2. Page-Level Review: Homepage, product listing pages, product detail pages, cart, and checkout flows.
3. Assistive Tech Testing: Keyboard-only navigation, screen readers, 400% zoom.
4. Documentation: Each issue mapped to WCAG guideline, with description and suggested fix.
Key Findings (Generalized)
Keyboard Navigation Issues
1. Dropdowns, carousels, and size selectors were not consistently operable via keyboard.
2. Some modals created keyboard traps (e.g., users could not exit with Tab/Escape).
3. “Add to Bag” sticky elements blocked content when zoomed at 400%.
Contrast & Visibility
1. Several interactive elements (buttons, product cards, size selectors) failed minimum contrast ratio (4.5:1).
2. Hover/focus states were missing or invisible on some CTAs.
Focus Order & Indicators
1. Inconsistent focus order made navigation unpredictable (e.g., focus jumping to the top of page after a filter action).
2. Focus outlines were often faint or hidden behind layers.
Alternative Text (Non-Text Content)
1. Many product images, icons, and buttons lacked descriptive alt text or voiceover labels.
2. Screen readers announced vague details like “Image” instead of describing product features.
Form & Checkout Accessibility
1. Labels for input fields were missing or unclear.
2. Some express payment buttons were skipped entirely during keyboard navigation.
3. State and delivery dropdowns were cropped at high zoom, making them unusable.
Recommendations & Fixes
1. Keyboard: Ensure all interactive elements are reachable and operable via keyboard (Tab, Enter, Arrow keys).
2. Contrast: Update color palette tokens to guarantee WCAG AA contrast ratios.
3. Focus: Standardize visible focus indicators across all interactive elements.
4. Alt text: Add descriptive alt attributes for product images, icons, and buttons (not just “Image”).
5. Forms: Properly label all form inputs with ARIA and descriptive text.
6. Sticky elements: Prevent sticky UI (like chat buttons or add-to-cart) from obstructing content at zoom.
The impact will increased compliance with WCAG 2.1 AA across core e-commerce flows.

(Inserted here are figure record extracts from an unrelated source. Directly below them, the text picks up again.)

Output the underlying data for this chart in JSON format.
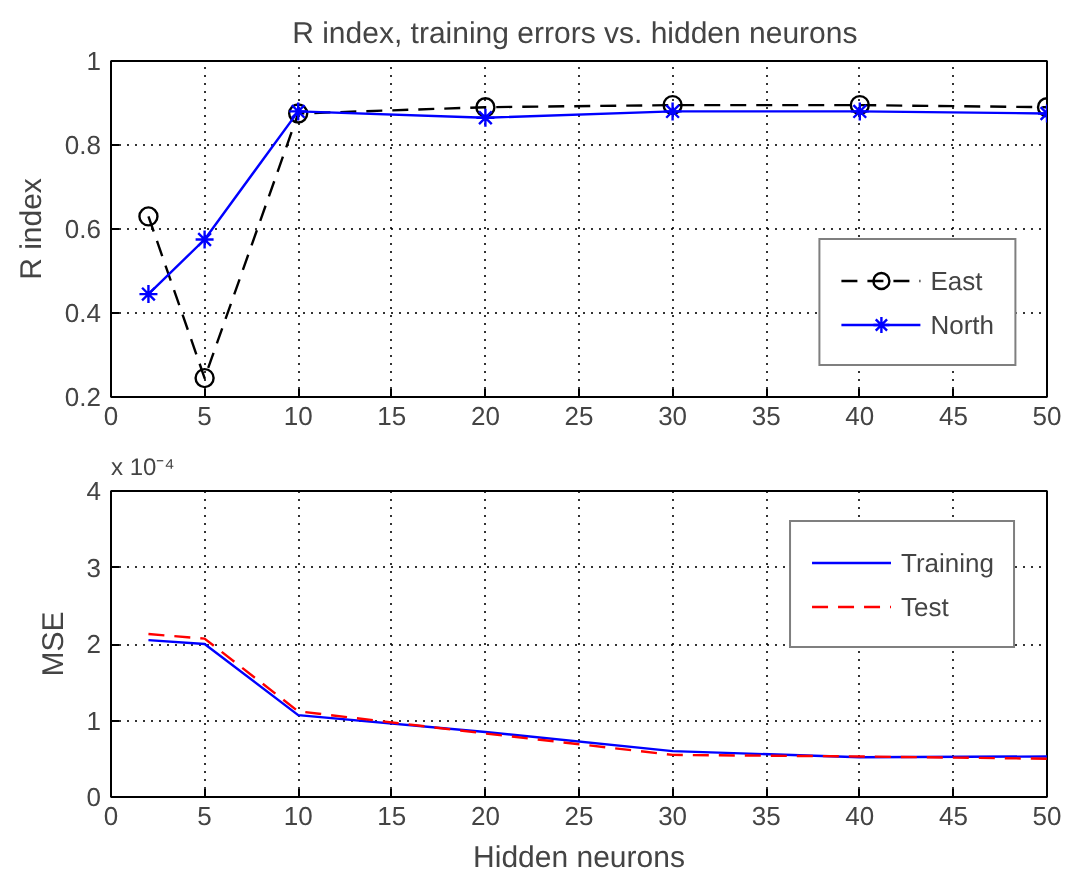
{
  "chart_data": [
    {
      "type": "line",
      "title": "R index, training errors  vs. hidden neurons",
      "ylabel": "R index",
      "x": [
        2,
        5,
        10,
        20,
        30,
        40,
        50
      ],
      "series": [
        {
          "name": "East",
          "color": "#000000",
          "line_style": "dashed",
          "marker": "circle",
          "values": [
            0.63,
            0.245,
            0.875,
            0.89,
            0.895,
            0.895,
            0.89
          ]
        },
        {
          "name": "North",
          "color": "#0000ff",
          "line_style": "solid",
          "marker": "cross",
          "values": [
            0.445,
            0.575,
            0.88,
            0.865,
            0.88,
            0.88,
            0.875
          ]
        }
      ],
      "xlim": [
        0,
        50
      ],
      "xticks": [
        0,
        5,
        10,
        15,
        20,
        25,
        30,
        35,
        40,
        45,
        50
      ],
      "ylim": [
        0.2,
        1
      ],
      "yticks": [
        0.2,
        0.4,
        0.6,
        0.8,
        1
      ],
      "grid": true,
      "legend": "bottom right"
    },
    {
      "type": "line",
      "xlabel": "Hidden neurons",
      "ylabel": "MSE",
      "annotations": [
        "x 10⁻⁴"
      ],
      "x": [
        2,
        5,
        10,
        20,
        30,
        40,
        50
      ],
      "series": [
        {
          "name": "Training",
          "color": "#0000ff",
          "line_style": "solid",
          "values": [
            2.05,
            2.0,
            1.07,
            0.85,
            0.6,
            0.52,
            0.53
          ]
        },
        {
          "name": "Test",
          "color": "#ff0000",
          "line_style": "dashed",
          "values": [
            2.13,
            2.07,
            1.12,
            0.83,
            0.55,
            0.53,
            0.5
          ]
        }
      ],
      "xlim": [
        0,
        50
      ],
      "xticks": [
        0,
        5,
        10,
        15,
        20,
        25,
        30,
        35,
        40,
        45,
        50
      ],
      "ylim": [
        0,
        4
      ],
      "yticks": [
        0,
        1,
        2,
        3,
        4
      ],
      "grid": true,
      "legend": "top right"
    }
  ]
}
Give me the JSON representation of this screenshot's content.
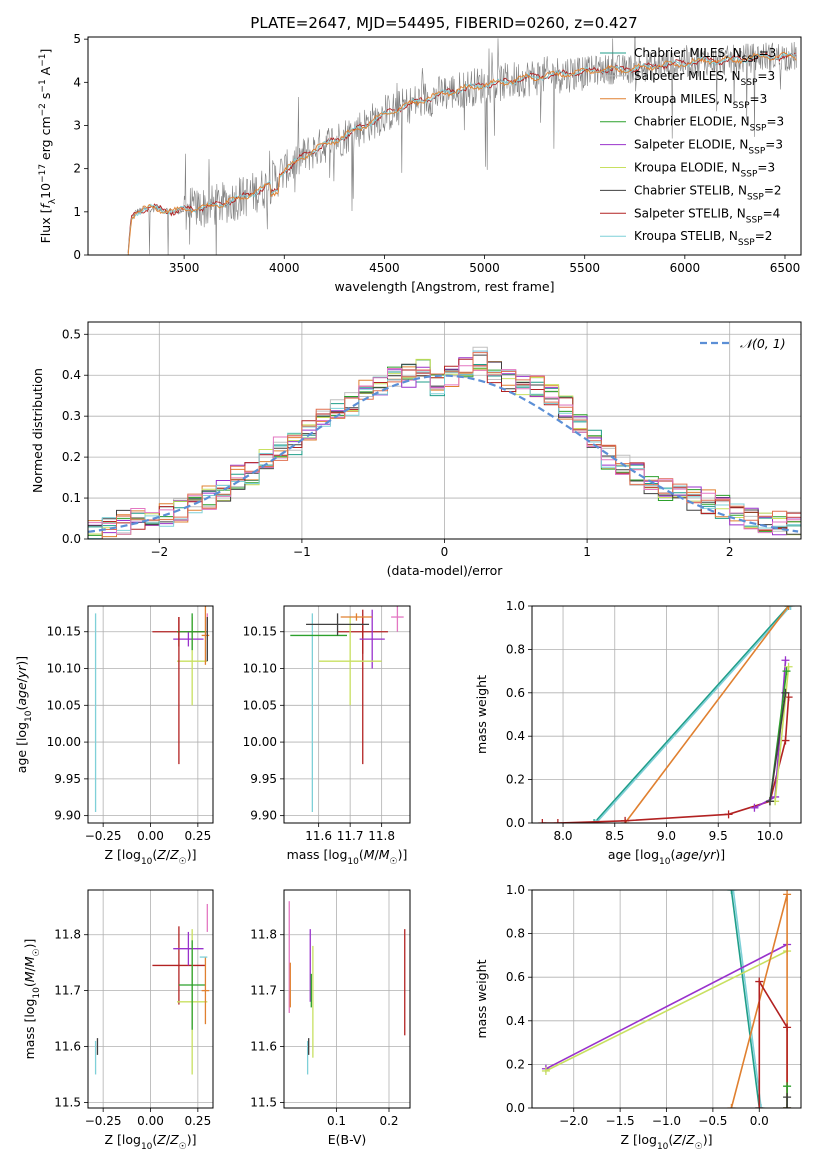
{
  "figure_title": "PLATE=2647, MJD=54495, FIBERID=0260, z=0.427",
  "series_legend": [
    {
      "label": "Chabrier MILES, N",
      "sub": "SSP",
      "tail": "=3",
      "color": "#1f9e89"
    },
    {
      "label": "Salpeter MILES, N",
      "sub": "SSP",
      "tail": "=3",
      "color": "#c0c0c0"
    },
    {
      "label": "Kroupa MILES, N",
      "sub": "SSP",
      "tail": "=3",
      "color": "#e08030"
    },
    {
      "label": "Chabrier ELODIE, N",
      "sub": "SSP",
      "tail": "=3",
      "color": "#2ca02c"
    },
    {
      "label": "Salpeter ELODIE, N",
      "sub": "SSP",
      "tail": "=3",
      "color": "#9932cc"
    },
    {
      "label": "Kroupa ELODIE, N",
      "sub": "SSP",
      "tail": "=3",
      "color": "#c8e060"
    },
    {
      "label": "Chabrier STELIB, N",
      "sub": "SSP",
      "tail": "=2",
      "color": "#404040"
    },
    {
      "label": "Salpeter STELIB, N",
      "sub": "SSP",
      "tail": "=4",
      "color": "#b22222"
    },
    {
      "label": "Kroupa STELIB, N",
      "sub": "SSP",
      "tail": "=2",
      "color": "#7fd0d8"
    }
  ],
  "chart_data": [
    {
      "id": "spectrum",
      "type": "line",
      "xlabel": "wavelength [Angstrom, rest frame]",
      "ylabel": "Flux [f_λ 10^-17 erg cm^-2 s^-1 A^-1]",
      "xlim": [
        3020,
        6580
      ],
      "ylim": [
        0,
        5.05
      ],
      "xticks": [
        3500,
        4000,
        4500,
        5000,
        5500,
        6000,
        6500
      ],
      "yticks": [
        0,
        1,
        2,
        3,
        4,
        5
      ],
      "grid": false,
      "legend": "top-right",
      "data_color": "#808080",
      "model_colors": [
        "#b22222",
        "#7fd0d8",
        "#e08030"
      ],
      "model_continuum": {
        "x": [
          3220,
          3235,
          3260,
          3300,
          3350,
          3400,
          3450,
          3500,
          3600,
          3700,
          3800,
          3900,
          3950,
          4000,
          4100,
          4200,
          4300,
          4400,
          4500,
          4600,
          4700,
          4800,
          4900,
          5000,
          5100,
          5200,
          5300,
          5400,
          5500,
          5600,
          5700,
          5800,
          5900,
          6000,
          6100,
          6200,
          6300,
          6400,
          6500
        ],
        "y": [
          0.0,
          0.85,
          1.0,
          1.05,
          1.1,
          1.05,
          1.0,
          1.05,
          1.1,
          1.2,
          1.35,
          1.55,
          1.75,
          1.95,
          2.3,
          2.55,
          2.75,
          3.0,
          3.25,
          3.45,
          3.6,
          3.75,
          3.85,
          3.95,
          4.0,
          4.1,
          4.15,
          4.2,
          4.25,
          4.3,
          4.3,
          4.35,
          4.4,
          4.45,
          4.5,
          4.5,
          4.55,
          4.6,
          4.6
        ]
      }
    },
    {
      "id": "residuals",
      "type": "step",
      "xlabel": "(data-model)/error",
      "ylabel": "Normed distribution",
      "xlim": [
        -2.5,
        2.5
      ],
      "ylim": [
        0,
        0.53
      ],
      "xticks": [
        -2,
        -1,
        0,
        1,
        2
      ],
      "yticks": [
        0.0,
        0.1,
        0.2,
        0.3,
        0.4,
        0.5
      ],
      "grid": true,
      "legend": "top-right",
      "legend_label": "𝒩(0, 1)",
      "reference_curve": "normal(0,1)",
      "bin_centers": [
        -2.45,
        -2.35,
        -2.25,
        -2.15,
        -2.05,
        -1.95,
        -1.85,
        -1.75,
        -1.65,
        -1.55,
        -1.45,
        -1.35,
        -1.25,
        -1.15,
        -1.05,
        -0.95,
        -0.85,
        -0.75,
        -0.65,
        -0.55,
        -0.45,
        -0.35,
        -0.25,
        -0.15,
        -0.05,
        0.05,
        0.15,
        0.25,
        0.35,
        0.45,
        0.55,
        0.65,
        0.75,
        0.85,
        0.95,
        1.05,
        1.15,
        1.25,
        1.35,
        1.45,
        1.55,
        1.65,
        1.75,
        1.85,
        1.95,
        2.05,
        2.15,
        2.25,
        2.35,
        2.45
      ],
      "hist_base": [
        0.02,
        0.03,
        0.04,
        0.05,
        0.05,
        0.06,
        0.07,
        0.09,
        0.1,
        0.12,
        0.15,
        0.16,
        0.19,
        0.22,
        0.23,
        0.27,
        0.3,
        0.32,
        0.33,
        0.36,
        0.37,
        0.39,
        0.4,
        0.41,
        0.38,
        0.4,
        0.42,
        0.44,
        0.41,
        0.39,
        0.38,
        0.37,
        0.35,
        0.32,
        0.28,
        0.24,
        0.2,
        0.18,
        0.16,
        0.14,
        0.12,
        0.11,
        0.1,
        0.09,
        0.08,
        0.06,
        0.05,
        0.04,
        0.04,
        0.04
      ]
    },
    {
      "id": "age-vs-Z",
      "type": "errorbar",
      "xlabel": "Z [log10(Z/Z☉)]",
      "ylabel": "age [log10(age/yr)]",
      "xlim": [
        -0.33,
        0.33
      ],
      "ylim": [
        9.89,
        10.185
      ],
      "xticks": [
        -0.25,
        0.0,
        0.25
      ],
      "xticklabels": [
        "−0.25",
        "0.00",
        "0.25"
      ],
      "yticks": [
        9.9,
        9.95,
        10.0,
        10.05,
        10.1,
        10.15
      ],
      "yticklabels": [
        "9.90",
        "9.95",
        "10.00",
        "10.05",
        "10.10",
        "10.15"
      ],
      "grid": true,
      "points": [
        {
          "x": -0.29,
          "y": 10.04,
          "xerr": 0.0,
          "yerr": 0.135,
          "color": "#7fd0d8"
        },
        {
          "x": 0.15,
          "y": 10.15,
          "xerr": 0.14,
          "yerr": 0.02,
          "color": "#b22222"
        },
        {
          "x": 0.2,
          "y": 10.14,
          "xerr": 0.08,
          "yerr": 0.01,
          "color": "#9932cc"
        },
        {
          "x": 0.22,
          "y": 10.11,
          "xerr": 0.08,
          "yerr": 0.06,
          "color": "#c8e060"
        },
        {
          "x": 0.22,
          "y": 10.15,
          "xerr": 0.08,
          "yerr": 0.025,
          "color": "#2ca02c"
        },
        {
          "x": 0.29,
          "y": 10.145,
          "xerr": 0.02,
          "yerr": 0.04,
          "color": "#e08030"
        },
        {
          "x": 0.3,
          "y": 10.16,
          "xerr": 0.0,
          "yerr": 0.015,
          "color": "#e377c2"
        },
        {
          "x": 0.15,
          "y": 10.07,
          "xerr": 0.0,
          "yerr": 0.1,
          "color": "#b22222"
        },
        {
          "x": 0.3,
          "y": 10.14,
          "xerr": 0.0,
          "yerr": 0.03,
          "color": "#404040"
        }
      ]
    },
    {
      "id": "age-vs-mass",
      "type": "errorbar",
      "xlabel": "mass [log10(M/M☉)]",
      "ylabel": "",
      "xlim": [
        11.49,
        11.89
      ],
      "ylim": [
        9.89,
        10.185
      ],
      "xticks": [
        11.6,
        11.7,
        11.8
      ],
      "xticklabels": [
        "11.6",
        "11.7",
        "11.8"
      ],
      "yticks": [
        9.9,
        9.95,
        10.0,
        10.05,
        10.1,
        10.15
      ],
      "yticklabels": [
        "9.90",
        "9.95",
        "10.00",
        "10.05",
        "10.10",
        "10.15"
      ],
      "grid": true,
      "points": [
        {
          "x": 11.58,
          "y": 10.04,
          "xerr": 0.0,
          "yerr": 0.135,
          "color": "#7fd0d8"
        },
        {
          "x": 11.6,
          "y": 10.145,
          "xerr": 0.09,
          "yerr": 0.0,
          "color": "#2ca02c"
        },
        {
          "x": 11.74,
          "y": 10.15,
          "xerr": 0.08,
          "yerr": 0.03,
          "color": "#b22222"
        },
        {
          "x": 11.74,
          "y": 10.07,
          "xerr": 0.0,
          "yerr": 0.1,
          "color": "#b22222"
        },
        {
          "x": 11.77,
          "y": 10.14,
          "xerr": 0.04,
          "yerr": 0.04,
          "color": "#9932cc"
        },
        {
          "x": 11.7,
          "y": 10.11,
          "xerr": 0.1,
          "yerr": 0.06,
          "color": "#c8e060"
        },
        {
          "x": 11.85,
          "y": 10.17,
          "xerr": 0.02,
          "yerr": 0.02,
          "color": "#e377c2"
        },
        {
          "x": 11.66,
          "y": 10.16,
          "xerr": 0.1,
          "yerr": 0.015,
          "color": "#404040"
        },
        {
          "x": 11.72,
          "y": 10.17,
          "xerr": 0.05,
          "yerr": 0.005,
          "color": "#e08030"
        }
      ]
    },
    {
      "id": "mass-weight-vs-age",
      "type": "line",
      "xlabel": "age [log10(age/yr)]",
      "ylabel": "mass weight",
      "xlim": [
        7.7,
        10.3
      ],
      "ylim": [
        0,
        1
      ],
      "xticks": [
        8.0,
        8.5,
        9.0,
        9.5,
        10.0
      ],
      "xticklabels": [
        "8.0",
        "8.5",
        "9.0",
        "9.5",
        "10.0"
      ],
      "yticks": [
        0.0,
        0.2,
        0.4,
        0.6,
        0.8,
        1.0
      ],
      "yticklabels": [
        "0.0",
        "0.2",
        "0.4",
        "0.6",
        "0.8",
        "1.0"
      ],
      "grid": true,
      "series": [
        {
          "name": "Chabrier MILES",
          "color": "#1f9e89",
          "x": [
            8.3,
            10.18
          ],
          "y": [
            0.0,
            1.0
          ]
        },
        {
          "name": "Kroupa STELIB",
          "color": "#7fd0d8",
          "x": [
            8.32,
            10.2
          ],
          "y": [
            0.0,
            1.0
          ]
        },
        {
          "name": "Kroupa MILES",
          "color": "#e08030",
          "x": [
            8.6,
            10.18
          ],
          "y": [
            0.0,
            1.0
          ]
        },
        {
          "name": "Salpeter STELIB",
          "color": "#b22222",
          "x": [
            7.8,
            7.95,
            8.6,
            9.6,
            10.0,
            10.15,
            10.18
          ],
          "y": [
            0.0,
            0.0,
            0.01,
            0.04,
            0.1,
            0.38,
            0.58
          ]
        },
        {
          "name": "Salpeter ELODIE",
          "color": "#9932cc",
          "x": [
            9.85,
            10.05,
            10.15
          ],
          "y": [
            0.07,
            0.12,
            0.75
          ]
        },
        {
          "name": "Kroupa ELODIE",
          "color": "#c8e060",
          "x": [
            10.05,
            10.18
          ],
          "y": [
            0.1,
            0.72
          ]
        },
        {
          "name": "Chabrier ELODIE",
          "color": "#2ca02c",
          "x": [
            10.0,
            10.16
          ],
          "y": [
            0.1,
            0.7
          ]
        },
        {
          "name": "Chabrier STELIB",
          "color": "#404040",
          "x": [
            10.0,
            10.15
          ],
          "y": [
            0.1,
            0.6
          ]
        }
      ]
    },
    {
      "id": "mass-vs-Z",
      "type": "errorbar",
      "xlabel": "Z [log10(Z/Z☉)]",
      "ylabel": "mass [log10(M/M☉)]",
      "xlim": [
        -0.33,
        0.33
      ],
      "ylim": [
        11.49,
        11.88
      ],
      "xticks": [
        -0.25,
        0.0,
        0.25
      ],
      "xticklabels": [
        "−0.25",
        "0.00",
        "0.25"
      ],
      "yticks": [
        11.5,
        11.6,
        11.7,
        11.8
      ],
      "yticklabels": [
        "11.5",
        "11.6",
        "11.7",
        "11.8"
      ],
      "grid": true,
      "points": [
        {
          "x": -0.29,
          "y": 11.58,
          "xerr": 0.0,
          "yerr": 0.03,
          "color": "#7fd0d8"
        },
        {
          "x": -0.28,
          "y": 11.6,
          "xerr": 0.0,
          "yerr": 0.015,
          "color": "#404040"
        },
        {
          "x": 0.15,
          "y": 11.745,
          "xerr": 0.14,
          "yerr": 0.07,
          "color": "#b22222"
        },
        {
          "x": 0.2,
          "y": 11.775,
          "xerr": 0.08,
          "yerr": 0.03,
          "color": "#9932cc"
        },
        {
          "x": 0.22,
          "y": 11.68,
          "xerr": 0.08,
          "yerr": 0.13,
          "color": "#c8e060"
        },
        {
          "x": 0.22,
          "y": 11.71,
          "xerr": 0.07,
          "yerr": 0.08,
          "color": "#2ca02c"
        },
        {
          "x": 0.29,
          "y": 11.7,
          "xerr": 0.02,
          "yerr": 0.06,
          "color": "#e08030"
        },
        {
          "x": 0.3,
          "y": 11.83,
          "xerr": 0.0,
          "yerr": 0.025,
          "color": "#e377c2"
        },
        {
          "x": 0.28,
          "y": 11.76,
          "xerr": 0.02,
          "yerr": 0.0,
          "color": "#7fd0d8"
        }
      ]
    },
    {
      "id": "mass-vs-EBV",
      "type": "errorbar",
      "xlabel": "E(B-V)",
      "ylabel": "",
      "xlim": [
        0.0,
        0.24
      ],
      "ylim": [
        11.49,
        11.88
      ],
      "xticks": [
        0.1,
        0.2
      ],
      "xticklabels": [
        "0.1",
        "0.2"
      ],
      "yticks": [
        11.5,
        11.6,
        11.7,
        11.8
      ],
      "yticklabels": [
        "11.5",
        "11.6",
        "11.7",
        "11.8"
      ],
      "grid": true,
      "points": [
        {
          "x": 0.01,
          "y": 11.76,
          "xerr": 0.0,
          "yerr": 0.1,
          "color": "#e377c2"
        },
        {
          "x": 0.012,
          "y": 11.71,
          "xerr": 0.0,
          "yerr": 0.04,
          "color": "#e08030"
        },
        {
          "x": 0.045,
          "y": 11.58,
          "xerr": 0.0,
          "yerr": 0.03,
          "color": "#7fd0d8"
        },
        {
          "x": 0.047,
          "y": 11.6,
          "xerr": 0.0,
          "yerr": 0.015,
          "color": "#404040"
        },
        {
          "x": 0.05,
          "y": 11.745,
          "xerr": 0.0,
          "yerr": 0.065,
          "color": "#9932cc"
        },
        {
          "x": 0.055,
          "y": 11.68,
          "xerr": 0.0,
          "yerr": 0.1,
          "color": "#c8e060"
        },
        {
          "x": 0.052,
          "y": 11.7,
          "xerr": 0.0,
          "yerr": 0.03,
          "color": "#2ca02c"
        },
        {
          "x": 0.23,
          "y": 11.715,
          "xerr": 0.0,
          "yerr": 0.095,
          "color": "#b22222"
        }
      ]
    },
    {
      "id": "mass-weight-vs-Z",
      "type": "line",
      "xlabel": "Z [log10(Z/Z☉)]",
      "ylabel": "mass weight",
      "xlim": [
        -2.45,
        0.45
      ],
      "ylim": [
        0,
        1
      ],
      "xticks": [
        -2.0,
        -1.5,
        -1.0,
        -0.5,
        0.0
      ],
      "xticklabels": [
        "−2.0",
        "−1.5",
        "−1.0",
        "−0.5",
        "0.0"
      ],
      "yticks": [
        0.0,
        0.2,
        0.4,
        0.6,
        0.8,
        1.0
      ],
      "yticklabels": [
        "0.0",
        "0.2",
        "0.4",
        "0.6",
        "0.8",
        "1.0"
      ],
      "grid": true,
      "series": [
        {
          "name": "Chabrier MILES",
          "color": "#1f9e89",
          "x": [
            -0.3,
            0.0
          ],
          "y": [
            1.0,
            0.0
          ]
        },
        {
          "name": "Kroupa STELIB",
          "color": "#7fd0d8",
          "x": [
            -0.28,
            0.02
          ],
          "y": [
            1.0,
            0.0
          ]
        },
        {
          "name": "Salpeter ELODIE",
          "color": "#9932cc",
          "x": [
            -2.3,
            0.3
          ],
          "y": [
            0.18,
            0.75
          ]
        },
        {
          "name": "Kroupa ELODIE",
          "color": "#c8e060",
          "x": [
            -2.3,
            0.3
          ],
          "y": [
            0.17,
            0.72
          ]
        },
        {
          "name": "Kroupa MILES",
          "color": "#e08030",
          "x": [
            -0.3,
            0.3,
            0.3
          ],
          "y": [
            0.0,
            0.98,
            0.0
          ]
        },
        {
          "name": "Salpeter STELIB",
          "color": "#b22222",
          "x": [
            0.0,
            0.0,
            0.3,
            0.3
          ],
          "y": [
            0.0,
            0.58,
            0.37,
            0.0
          ]
        },
        {
          "name": "Chabrier ELODIE",
          "color": "#2ca02c",
          "x": [
            0.3,
            0.3
          ],
          "y": [
            0.0,
            0.1
          ]
        },
        {
          "name": "Chabrier STELIB",
          "color": "#404040",
          "x": [
            0.3,
            0.3
          ],
          "y": [
            0.0,
            0.05
          ]
        }
      ]
    }
  ]
}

Improved usability for customers relying on assistive technology. Created a scalable accessibility checklist for future design and development.
Reflection
This audit revealed how seemingly small issues like missing alt text or hidden focus outlines have outsized impacts on accessibility. By approaching accessibility as a design quality metric (not just compliance), I was able to elevate the overall user experience and set a foundation for inclusive design practices going forward.
Confidentiality Disclaimer: Certain details and visuals have been modified for confidentiality. The insights presented reflect my UX process and accessibility methodology, not proprietary company data.